For part(a)

Let

\begin{equation}

x(x-y+1)=0

\end{equation}

and

\begin{equation}

y(x-2)=0

\end{equation}

We will have all the three critical points

\begin{equation}

(x,y)=(0,0),(2,3) or (-1,0)

\end{equation}

For part(b)

\begin{equation}

F=x(x-y+1)

\end{equation}

\begin{equation}

G=y(x-2)

\end{equation}

Therefore, the Matrix $J$

\begin{equation}

J={

\left[\begin{array}{ccc}

2x-y+1 & -x \\

y & x-2

\end{array}

\right ]},

\end{equation}

At point(0,0), we have

\begin{equation}

J[0,0]={

\left[\begin{array}{ccc}

1 & 0 \\

0 & -2

\end{array}

\right ]},

\end{equation}

Eigenvalues are

\begin{equation}

\lambda_1=-2

\end{equation}

\begin{equation}

\lambda_2=1

\end{equation}

Therefore, (0,0) is a saddle point and thus unstable.

At point(2,3), we have

\begin{equation}

J[2,3]={

\left[\begin{array}{ccc}

2 & -2 \\

3 & 0

\end{array}

\right ]},

\end{equation}

\begin{equation}

\lambda_3=1+\sqrt{5}i

\end{equation}

\begin{equation}

\lambda_4=1-\sqrt{5}i

\end{equation}

Therefore, (2,3) is a spiral point and is unstable.

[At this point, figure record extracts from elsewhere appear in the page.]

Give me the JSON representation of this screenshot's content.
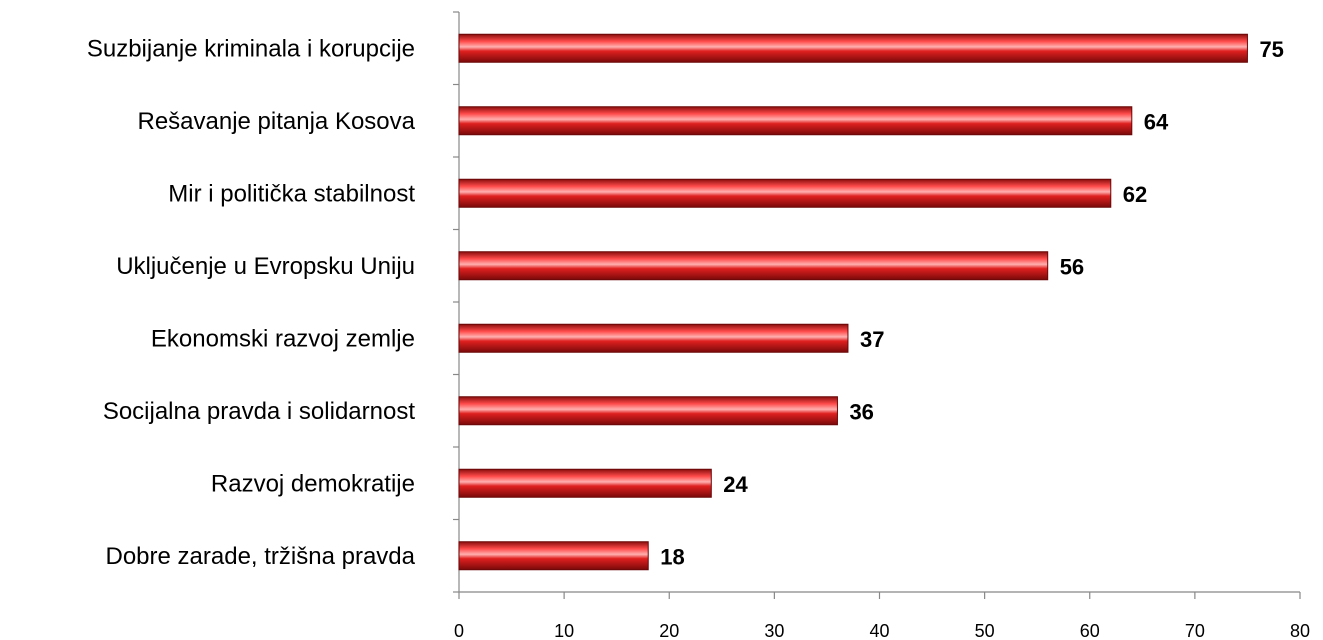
{
  "chart_data": {
    "type": "bar",
    "orientation": "horizontal",
    "categories": [
      "Suzbijanje kriminala i korupcije",
      "Rešavanje pitanja Kosova",
      "Mir i politička stabilnost",
      "Uključenje u Evropsku Uniju",
      "Ekonomski razvoj zemlje",
      "Socijalna pravda i solidarnost",
      "Razvoj demokratije",
      "Dobre zarade, tržišna pravda"
    ],
    "values": [
      75,
      64,
      62,
      56,
      37,
      36,
      24,
      18
    ],
    "color": "#d41f1f",
    "xlim": [
      0,
      80
    ],
    "xticks": [
      0,
      10,
      20,
      30,
      40,
      50,
      60,
      70,
      80
    ]
  }
}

The orientation is counterclockwise.

\begin{equation}

J[-1,0]={

\left[\begin{array}{ccc}

-1 & 1 \\

0 & -3

\end{array}

\right ]},

\end{equation}

\begin{equation}

\lambda_5=-1

\end{equation}

\begin{equation}

\lambda_6=-3

\end{equation}

Therefore, (-1,0) is a node and is asymptotically stable.